Our Human Practices initiatives this year span both the public engagement and the integrated human practices categories. On the public engagement side, we volunteered at the first annual HackLife Biohackathon competition at Harvard, where we gave a presentation on bioethics to the hackathon attendees. We also operated a help table where we counseled participants on the environmental and societal impacts of their proposed technologies.

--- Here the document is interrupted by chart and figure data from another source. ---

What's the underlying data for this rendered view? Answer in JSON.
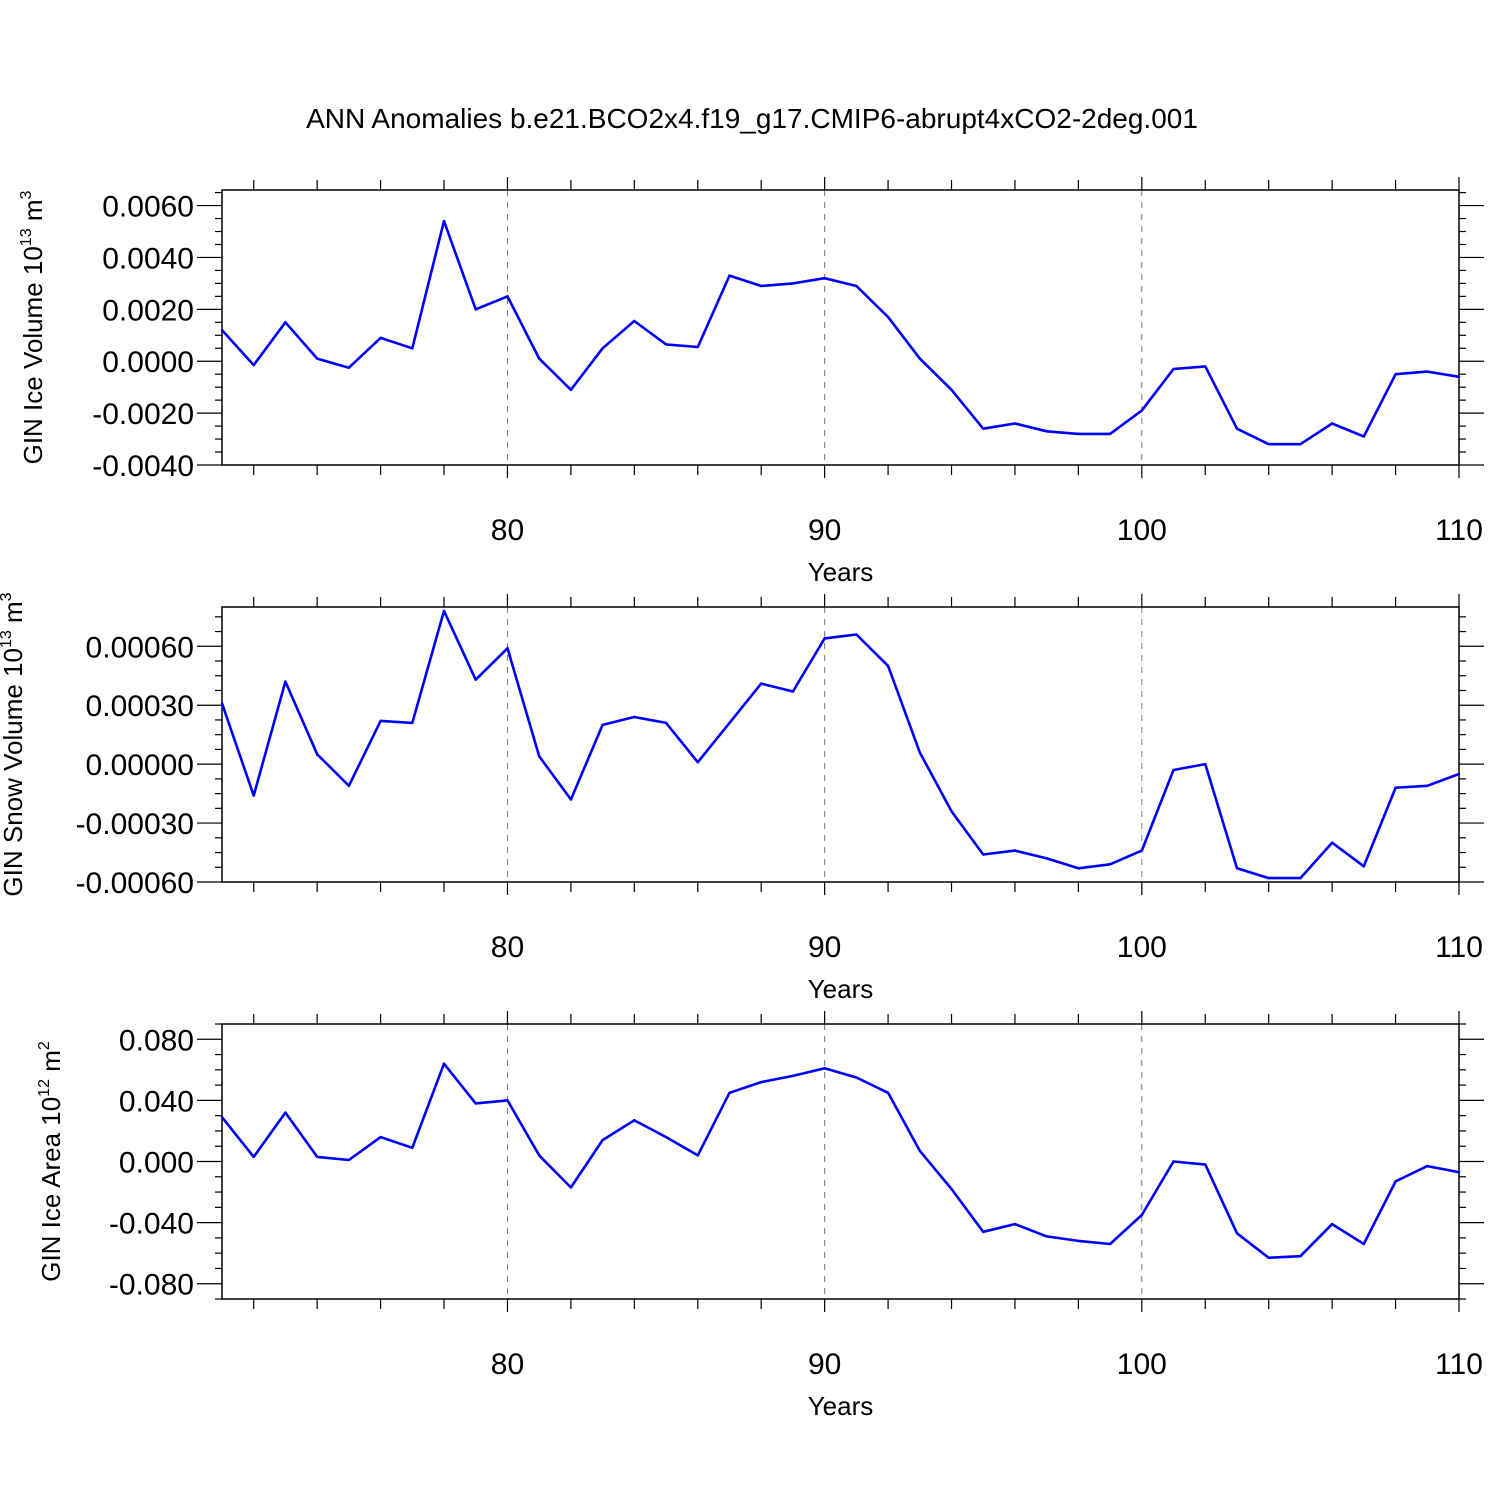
{
  "title": "ANN Anomalies b.e21.BCO2x4.f19_g17.CMIP6-abrupt4xCO2-2deg.001",
  "line_color": "#0000ff",
  "chart_data": [
    {
      "type": "line",
      "ylabel": {
        "prefix": "GIN Ice Volume 10",
        "exp": "13",
        "unit": " m",
        "unit_exp": "3"
      },
      "xlabel": "Years",
      "xlim": [
        71,
        110
      ],
      "ylim": [
        -0.004,
        0.0066
      ],
      "yticks": [
        -0.004,
        -0.002,
        0.0,
        0.002,
        0.004,
        0.006
      ],
      "ytick_labels": [
        "-0.0040",
        "-0.0020",
        "0.0000",
        "0.0020",
        "0.0040",
        "0.0060"
      ],
      "xticks": [
        80,
        90,
        100,
        110
      ],
      "xtick_labels": [
        "80",
        "90",
        "100",
        "110"
      ],
      "grid": "dashed verticals at labeled x ticks",
      "x": [
        71,
        72,
        73,
        74,
        75,
        76,
        77,
        78,
        79,
        80,
        81,
        82,
        83,
        84,
        85,
        86,
        87,
        88,
        89,
        90,
        91,
        92,
        93,
        94,
        95,
        96,
        97,
        98,
        99,
        100,
        101,
        102,
        103,
        104,
        105,
        106,
        107,
        108,
        109,
        110
      ],
      "y": [
        0.0012,
        -0.00015,
        0.0015,
        0.0001,
        -0.00025,
        0.0009,
        0.0005,
        0.0054,
        0.002,
        0.0025,
        0.0001,
        -0.0011,
        0.0005,
        0.00155,
        0.00065,
        0.00055,
        0.0033,
        0.0029,
        0.003,
        0.0032,
        0.0029,
        0.0017,
        0.0001,
        -0.0011,
        -0.0026,
        -0.0024,
        -0.0027,
        -0.0028,
        -0.0028,
        -0.0019,
        -0.0003,
        -0.0002,
        -0.0026,
        -0.0032,
        -0.0032,
        -0.0024,
        -0.0029,
        -0.0005,
        -0.0004,
        -0.0006
      ]
    },
    {
      "type": "line",
      "ylabel": {
        "prefix": "GIN Snow Volume 10",
        "exp": "13",
        "unit": " m",
        "unit_exp": "3"
      },
      "xlabel": "Years",
      "xlim": [
        71,
        110
      ],
      "ylim": [
        -0.0006,
        0.0008
      ],
      "yticks": [
        -0.0006,
        -0.0003,
        0.0,
        0.0003,
        0.0006
      ],
      "ytick_labels": [
        "-0.00060",
        "-0.00030",
        "0.00000",
        "0.00030",
        "0.00060"
      ],
      "xticks": [
        80,
        90,
        100,
        110
      ],
      "xtick_labels": [
        "80",
        "90",
        "100",
        "110"
      ],
      "grid": "dashed verticals at labeled x ticks",
      "x": [
        71,
        72,
        73,
        74,
        75,
        76,
        77,
        78,
        79,
        80,
        81,
        82,
        83,
        84,
        85,
        86,
        87,
        88,
        89,
        90,
        91,
        92,
        93,
        94,
        95,
        96,
        97,
        98,
        99,
        100,
        101,
        102,
        103,
        104,
        105,
        106,
        107,
        108,
        109,
        110
      ],
      "y": [
        0.00031,
        -0.00016,
        0.00042,
        5e-05,
        -0.00011,
        0.00022,
        0.00021,
        0.00078,
        0.00043,
        0.00059,
        4e-05,
        -0.00018,
        0.0002,
        0.00024,
        0.00021,
        1e-05,
        0.00021,
        0.00041,
        0.00037,
        0.00064,
        0.00066,
        0.0005,
        6e-05,
        -0.00024,
        -0.00046,
        -0.00044,
        -0.00048,
        -0.00053,
        -0.00051,
        -0.00044,
        -3e-05,
        0.0,
        -0.00053,
        -0.00058,
        -0.00058,
        -0.0004,
        -0.00052,
        -0.00012,
        -0.00011,
        -5e-05
      ]
    },
    {
      "type": "line",
      "ylabel": {
        "prefix": "GIN Ice Area 10",
        "exp": "12",
        "unit": " m",
        "unit_exp": "2"
      },
      "xlabel": "Years",
      "xlim": [
        71,
        110
      ],
      "ylim": [
        -0.09,
        0.09
      ],
      "yticks": [
        -0.08,
        -0.04,
        0.0,
        0.04,
        0.08
      ],
      "ytick_labels": [
        "-0.080",
        "-0.040",
        "0.000",
        "0.040",
        "0.080"
      ],
      "xticks": [
        80,
        90,
        100,
        110
      ],
      "xtick_labels": [
        "80",
        "90",
        "100",
        "110"
      ],
      "grid": "dashed verticals at labeled x ticks",
      "x": [
        71,
        72,
        73,
        74,
        75,
        76,
        77,
        78,
        79,
        80,
        81,
        82,
        83,
        84,
        85,
        86,
        87,
        88,
        89,
        90,
        91,
        92,
        93,
        94,
        95,
        96,
        97,
        98,
        99,
        100,
        101,
        102,
        103,
        104,
        105,
        106,
        107,
        108,
        109,
        110
      ],
      "y": [
        0.029,
        0.003,
        0.032,
        0.003,
        0.001,
        0.016,
        0.009,
        0.064,
        0.038,
        0.04,
        0.004,
        -0.017,
        0.014,
        0.027,
        0.016,
        0.004,
        0.045,
        0.052,
        0.056,
        0.061,
        0.055,
        0.045,
        0.007,
        -0.018,
        -0.046,
        -0.041,
        -0.049,
        -0.052,
        -0.054,
        -0.035,
        0.0,
        -0.002,
        -0.047,
        -0.063,
        -0.062,
        -0.041,
        -0.054,
        -0.013,
        -0.003,
        -0.007
      ]
    }
  ]
}
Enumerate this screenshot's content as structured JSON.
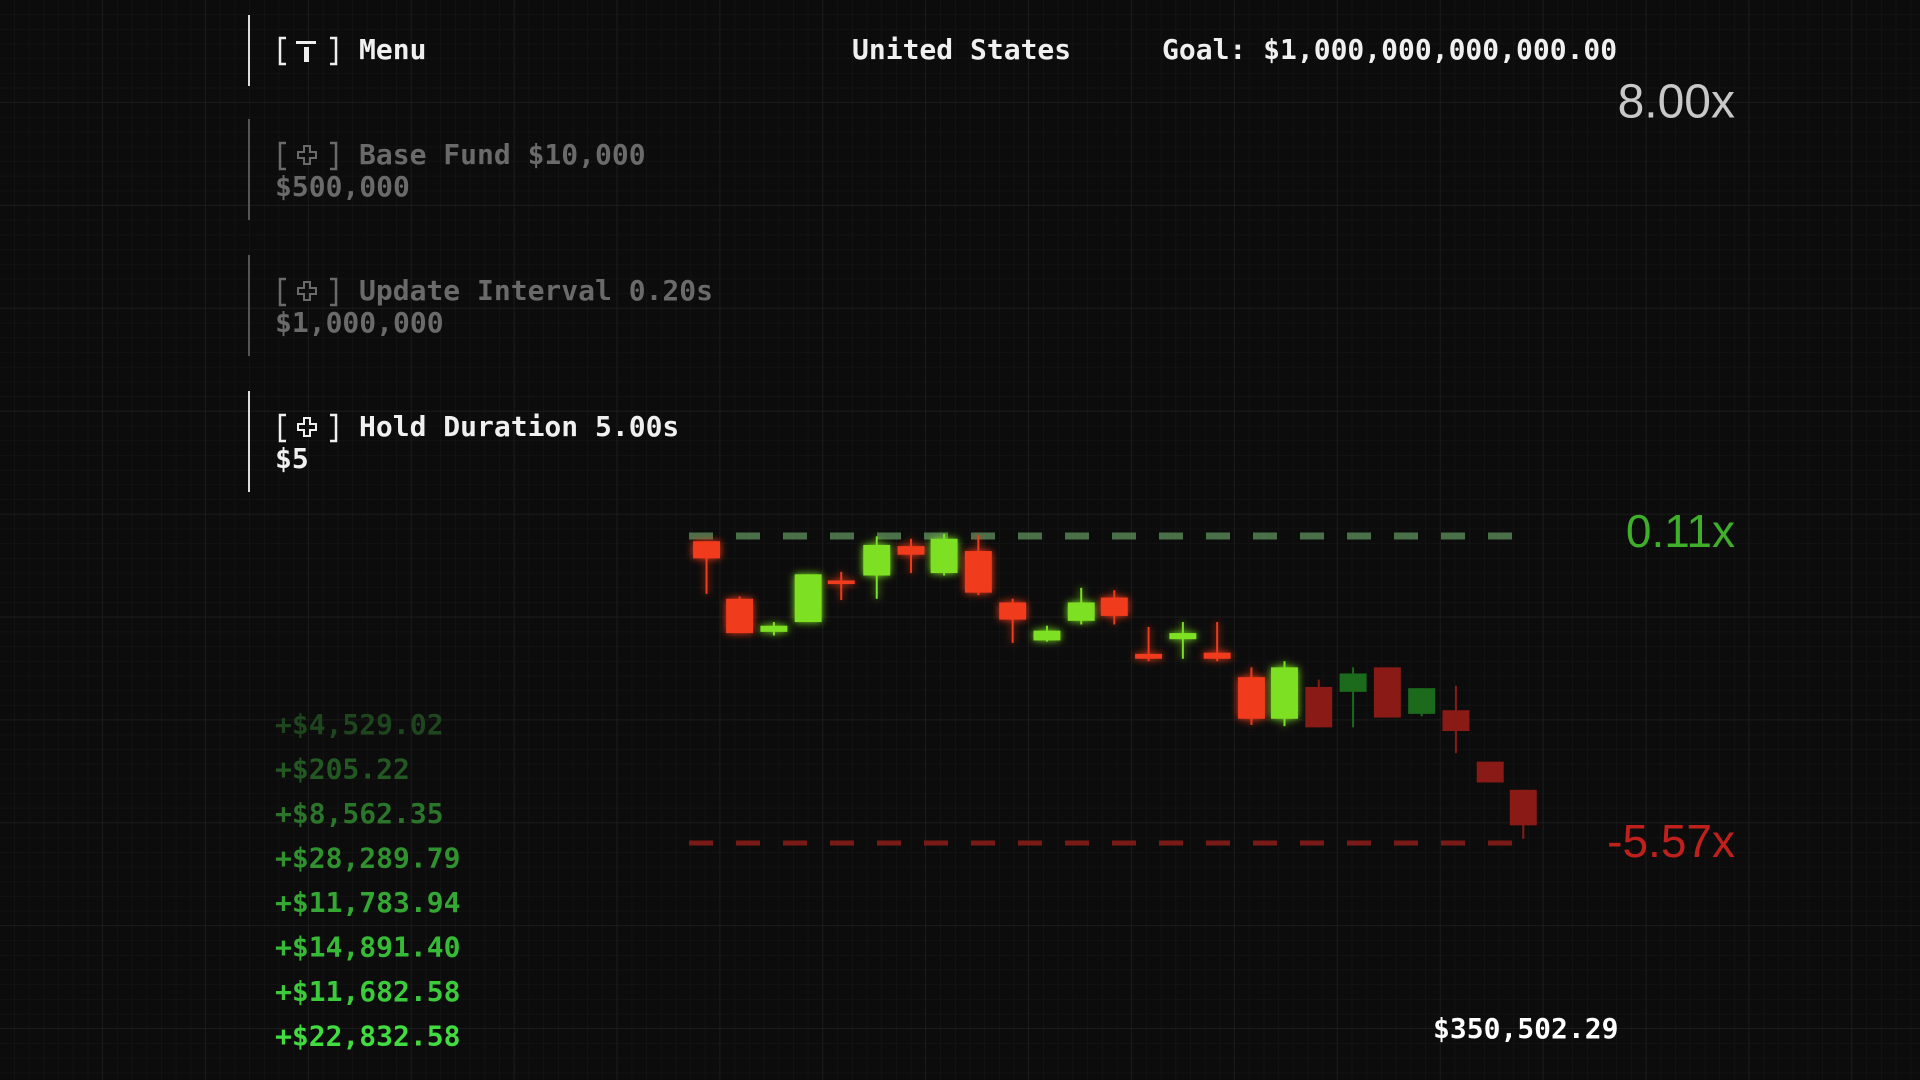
{
  "header": {
    "menu_label": "Menu",
    "country": "United States",
    "goal": "Goal: $1,000,000,000,000.00",
    "multiplier": "8.00x"
  },
  "upgrades": [
    {
      "label": "Base Fund $10,000",
      "cost": "$500,000"
    },
    {
      "label": "Update Interval 0.20s",
      "cost": "$1,000,000"
    },
    {
      "label": "Hold Duration 5.00s",
      "cost": "$5"
    }
  ],
  "chart": {
    "upper_label": "0.11x",
    "lower_label": "-5.57x"
  },
  "gains": [
    "+$4,529.02",
    "+$205.22",
    "+$8,562.35",
    "+$28,289.79",
    "+$11,783.94",
    "+$14,891.40",
    "+$11,682.58",
    "+$22,832.58"
  ],
  "balance": "$350,502.29"
}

On the Integrated Human Practices side, we organized a collaborative survey to assess international expert opinions on biologically manufactured substances (biomanufacturing). The future of biomanufacturing will require cooperation from academia, industry, and government, so together with teams from Europe and South America, we created a set of questions targeted to academics, industrial professionals, government regulators, and politicians as well as the general public in order to assess people’s awareness and outlook on biomanufacturing. We gathered the responses, and we observed interesting trends that help substantiate our work.
The results of the survey confirmed one of our underlying hypotheses for our project: biomanufacturing technology needs to be much cheaper and more efficient before it can truly take off as an alternative to traditional chemical manufacturing techniques.